Um Futuro Ético ou um Caos Digital?
O Brasil e o mundo estão em uma encruzilhada. A academia alerta: 70% dos brasileiros, segundo a USP em 2024, ignoram como seus dados são usados por IA. Juízes enfrentam lacunas legais para punir deepfakes, e a jurisdição transnacional é um pesadelo. A inversão do ônus da prova no PL 2338/2023 ajuda, mas é insuficiente. Ética algorítmica, transparência e educação digital são demandas urgentes, mas esbarram no lucro das big techs.

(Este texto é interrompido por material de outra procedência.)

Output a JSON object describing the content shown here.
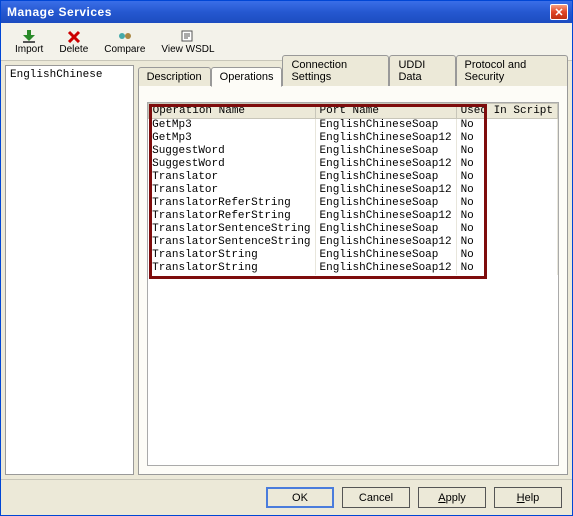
{
  "window": {
    "title": "Manage Services"
  },
  "toolbar": {
    "import": "Import",
    "delete": "Delete",
    "compare": "Compare",
    "view_wsdl": "View WSDL"
  },
  "sidebar": {
    "items": [
      "EnglishChinese"
    ]
  },
  "tabs": {
    "description": "Description",
    "operations": "Operations",
    "connection": "Connection Settings",
    "uddi": "UDDI Data",
    "protocol": "Protocol and Security"
  },
  "table": {
    "headers": {
      "operation": "Operation Name",
      "port": "Port Name",
      "used": "Used In Script"
    },
    "rows": [
      {
        "op": "GetMp3",
        "port": "EnglishChineseSoap",
        "used": "No"
      },
      {
        "op": "GetMp3",
        "port": "EnglishChineseSoap12",
        "used": "No"
      },
      {
        "op": "SuggestWord",
        "port": "EnglishChineseSoap",
        "used": "No"
      },
      {
        "op": "SuggestWord",
        "port": "EnglishChineseSoap12",
        "used": "No"
      },
      {
        "op": "Translator",
        "port": "EnglishChineseSoap",
        "used": "No"
      },
      {
        "op": "Translator",
        "port": "EnglishChineseSoap12",
        "used": "No"
      },
      {
        "op": "TranslatorReferString",
        "port": "EnglishChineseSoap",
        "used": "No"
      },
      {
        "op": "TranslatorReferString",
        "port": "EnglishChineseSoap12",
        "used": "No"
      },
      {
        "op": "TranslatorSentenceString",
        "port": "EnglishChineseSoap",
        "used": "No"
      },
      {
        "op": "TranslatorSentenceString",
        "port": "EnglishChineseSoap12",
        "used": "No"
      },
      {
        "op": "TranslatorString",
        "port": "EnglishChineseSoap",
        "used": "No"
      },
      {
        "op": "TranslatorString",
        "port": "EnglishChineseSoap12",
        "used": "No"
      }
    ]
  },
  "buttons": {
    "ok": "OK",
    "cancel": "Cancel",
    "apply": "Apply",
    "help": "Help"
  }
}
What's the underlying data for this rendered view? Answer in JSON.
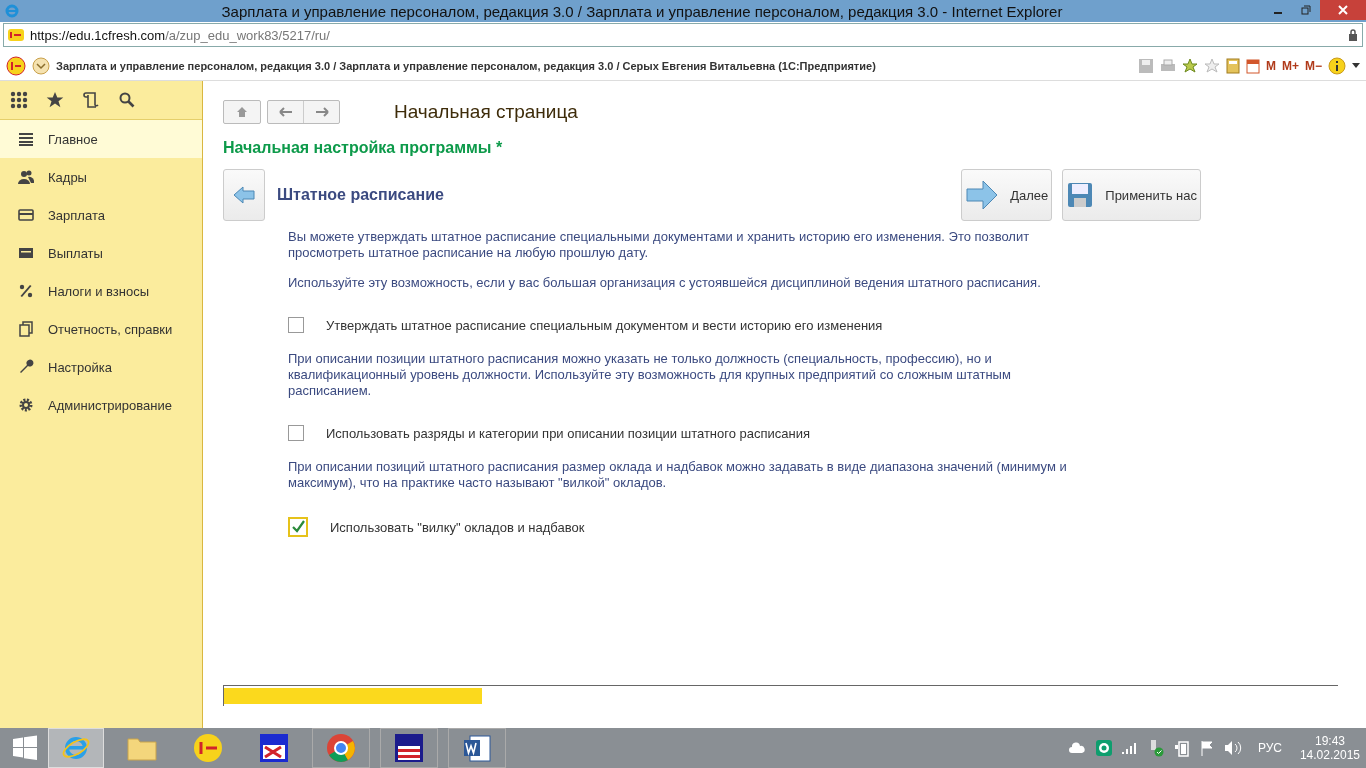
{
  "browser": {
    "title": "Зарплата и управление персоналом, редакция 3.0 / Зарплата и управление персоналом, редакция 3.0 - Internet Explorer",
    "url_host": "https://edu.1cfresh.com",
    "url_path": "/a/zup_edu_work83/5217/ru/"
  },
  "app_bar": {
    "title": "Зарплата и управление персоналом, редакция 3.0 / Зарплата и управление персоналом, редакция 3.0 / Серых Евгения Витальевна  (1С:Предприятие)",
    "memory_buttons": [
      "M",
      "M+",
      "M−"
    ]
  },
  "sidebar": {
    "items": [
      {
        "label": "Главное",
        "selected": true
      },
      {
        "label": "Кадры",
        "selected": false
      },
      {
        "label": "Зарплата",
        "selected": false
      },
      {
        "label": "Выплаты",
        "selected": false
      },
      {
        "label": "Налоги и взносы",
        "selected": false
      },
      {
        "label": "Отчетность, справки",
        "selected": false
      },
      {
        "label": "Настройка",
        "selected": false
      },
      {
        "label": "Администрирование",
        "selected": false
      }
    ]
  },
  "page": {
    "title": "Начальная страница",
    "section": "Начальная настройка программы *",
    "step_title": "Штатное расписание",
    "buttons": [
      "Далее",
      "Применить нас"
    ],
    "blocks": [
      {
        "paragraphs": [
          "Вы можете утверждать штатное расписание специальными документами и хранить историю его изменения. Это позволит просмотреть штатное расписание на любую прошлую дату.",
          "Используйте эту возможность, если у вас большая организация с устоявшейся дисциплиной ведения штатного расписания."
        ],
        "option": {
          "label": "Утверждать штатное расписание специальным документом и вести историю его изменения",
          "checked": false
        }
      },
      {
        "paragraphs": [
          "При описании позиции штатного расписания можно указать не только должность (специальность, профессию), но и квалификационный уровень должности. Используйте эту возможность для крупных предприятий со сложным штатным расписанием."
        ],
        "option": {
          "label": "Использовать разряды и категории при описании позиции штатного расписания",
          "checked": false
        }
      },
      {
        "paragraphs": [
          "При описании позиций штатного расписания размер оклада и надбавок можно задавать в виде диапазона значений (минимум и максимум), что на практике часто называют \"вилкой\" окладов."
        ],
        "option": {
          "label": "Использовать \"вилку\" окладов и надбавок",
          "checked": true
        }
      }
    ]
  },
  "taskbar": {
    "language": "РУС",
    "time": "19:43",
    "date": "14.02.2015"
  }
}
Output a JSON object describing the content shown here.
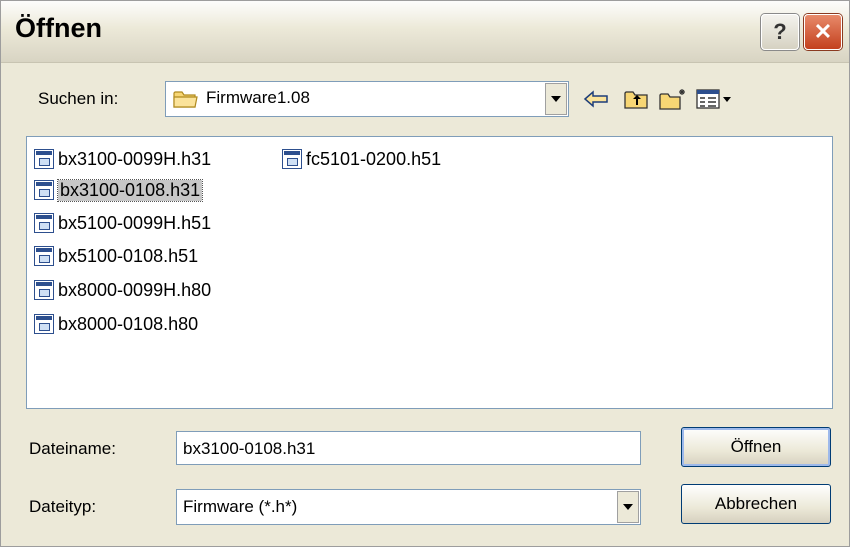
{
  "window": {
    "title": "Öffnen"
  },
  "titlebar": {
    "help_glyph": "?",
    "close_glyph": "✕"
  },
  "location": {
    "label": "Suchen in:",
    "folder": "Firmware1.08",
    "tools": [
      "back-arrow-icon",
      "up-folder-icon",
      "new-folder-icon",
      "view-menu-icon"
    ]
  },
  "files": [
    {
      "name": "bx3100-0099H.h31",
      "selected": false
    },
    {
      "name": "bx3100-0108.h31",
      "selected": true
    },
    {
      "name": "bx5100-0099H.h51",
      "selected": false
    },
    {
      "name": "bx5100-0108.h51",
      "selected": false
    },
    {
      "name": "bx8000-0099H.h80",
      "selected": false
    },
    {
      "name": "bx8000-0108.h80",
      "selected": false
    },
    {
      "name": "fc5101-0200.h51",
      "selected": false
    }
  ],
  "filename": {
    "label": "Dateiname:",
    "value": "bx3100-0108.h31"
  },
  "filetype": {
    "label": "Dateityp:",
    "value": "Firmware (*.h*)"
  },
  "buttons": {
    "open": "Öffnen",
    "cancel": "Abbrechen"
  }
}
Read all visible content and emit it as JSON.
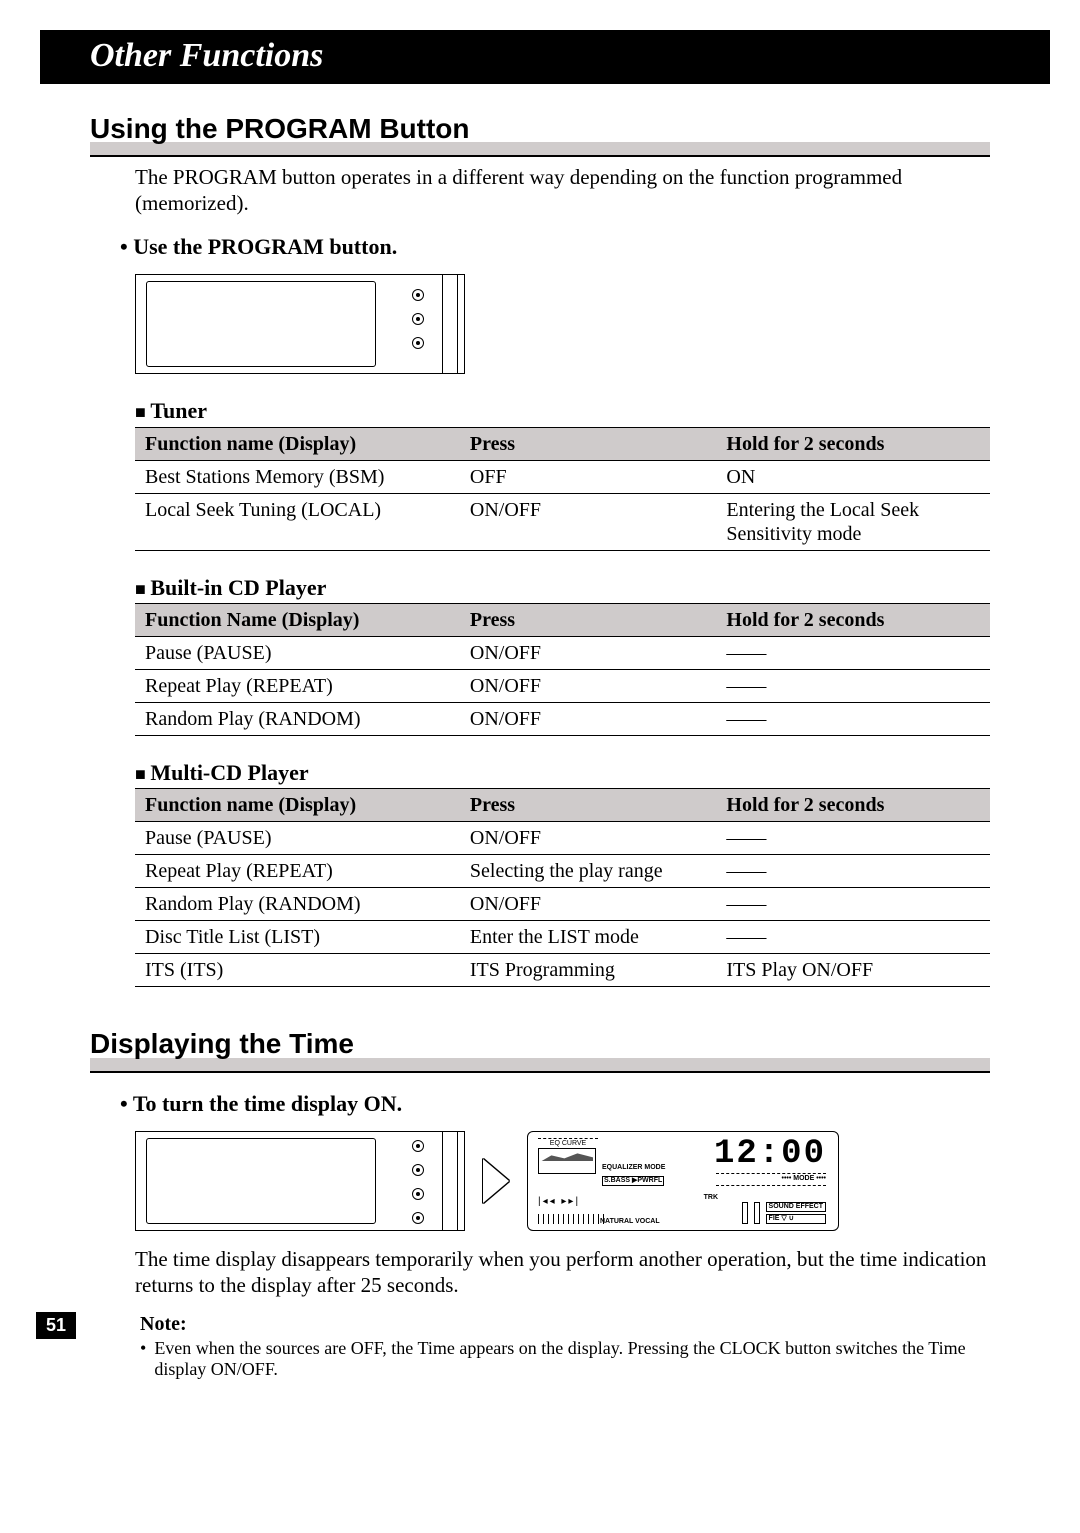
{
  "banner": "Other Functions",
  "section1": {
    "heading": "Using the PROGRAM Button",
    "intro": "The PROGRAM button operates in a different way depending on the function programmed (memorized).",
    "bullet": "Use the PROGRAM button."
  },
  "tables": {
    "tuner": {
      "title": "Tuner",
      "headers": [
        "Function name (Display)",
        "Press",
        "Hold for 2 seconds"
      ],
      "rows": [
        [
          "Best Stations Memory (BSM)",
          "OFF",
          "ON"
        ],
        [
          "Local Seek Tuning (LOCAL)",
          "ON/OFF",
          "Entering the Local Seek Sensitivity mode"
        ]
      ]
    },
    "cd": {
      "title": "Built-in CD Player",
      "headers": [
        "Function Name (Display)",
        "Press",
        "Hold for 2 seconds"
      ],
      "rows": [
        [
          "Pause (PAUSE)",
          "ON/OFF",
          "——"
        ],
        [
          "Repeat Play (REPEAT)",
          "ON/OFF",
          "——"
        ],
        [
          "Random Play (RANDOM)",
          "ON/OFF",
          "——"
        ]
      ]
    },
    "multi": {
      "title": "Multi-CD Player",
      "headers": [
        "Function name (Display)",
        "Press",
        "Hold for 2 seconds"
      ],
      "rows": [
        [
          "Pause (PAUSE)",
          "ON/OFF",
          "——"
        ],
        [
          "Repeat Play (REPEAT)",
          "Selecting the play range",
          "——"
        ],
        [
          "Random Play (RANDOM)",
          "ON/OFF",
          "——"
        ],
        [
          "Disc Title List (LIST)",
          "Enter the LIST mode",
          "——"
        ],
        [
          "ITS (ITS)",
          "ITS Programming",
          "ITS Play ON/OFF"
        ]
      ]
    }
  },
  "section2": {
    "heading": "Displaying the Time",
    "bullet": "To turn the time display ON.",
    "body": "The time display disappears temporarily when you perform another operation, but the time indication returns to the display after 25 seconds.",
    "note_label": "Note:",
    "note_text": "Even when the sources are OFF, the Time appears on the display. Pressing the CLOCK button switches the Time display ON/OFF."
  },
  "lcd": {
    "eq_curve": "EQ CURVE",
    "equalizer_mode": "EQUALIZER MODE",
    "sbass": "S.BASS ▶PWRFL",
    "natural_vocal": "NATURAL  VOCAL",
    "prev_next": "|◂◂   ▸▸|",
    "time": "12:00",
    "mode": "•••• MODE ••••",
    "trk": "TRK",
    "sound_effect": "SOUND EFFECT",
    "fie": "FIE ▽ ∪"
  },
  "page_number": "51"
}
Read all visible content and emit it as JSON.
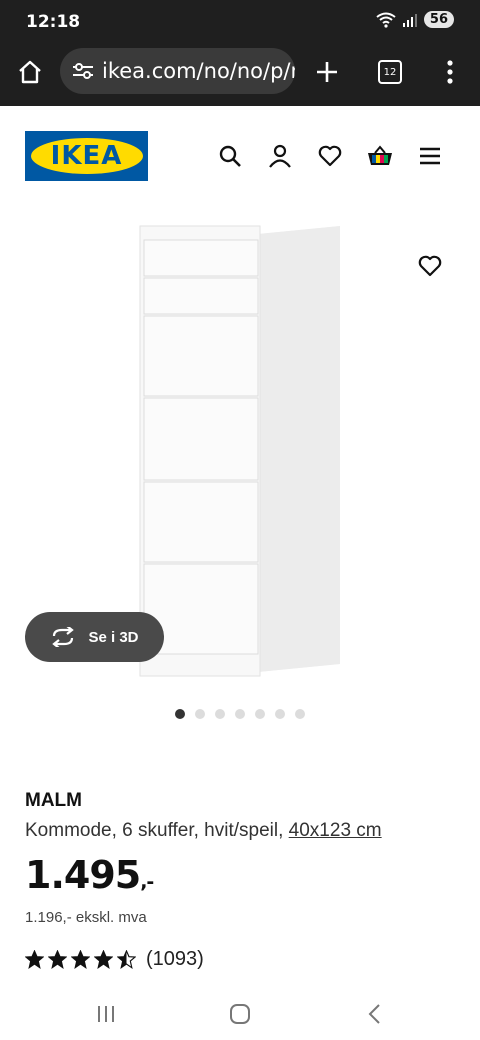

O caminho exige coragem. O AI Act é um farol, mas o Brasil precisa ir além. Classificar riscos com clareza, como na UE, é essencial. Proibir práticas como deepfakes eleitorais é inegociável. Transparência sobre dados e algoritmos deve ser obrigatória. A supervisão humana, garantindo revisão de decisões críticas, é vital. Educação digital empodera cidadãos, como defendem acadêmicos. E a cooperação global, proposta por Aranha, é a única forma de enfrentar gigantes transnacionais.
O PL 2338/2023 é um passo, mas manca. A proteção autoral e a requalificação profissional são acertos, mas ignorar redes sociais é covardia. A IA pode ser aliada do progresso, mas sem rédeas, é uma ameaça à democracia, à privacidade e à justiça.
O manifesto de 2025 é um grito: o virtual não é um vazio legal. Regras não são censura, mas defesa da cidadania.
O Brasil tem a chance de liderar no Sul Global, mas só se colocar pessoas acima de lucros. O relógio está correndo.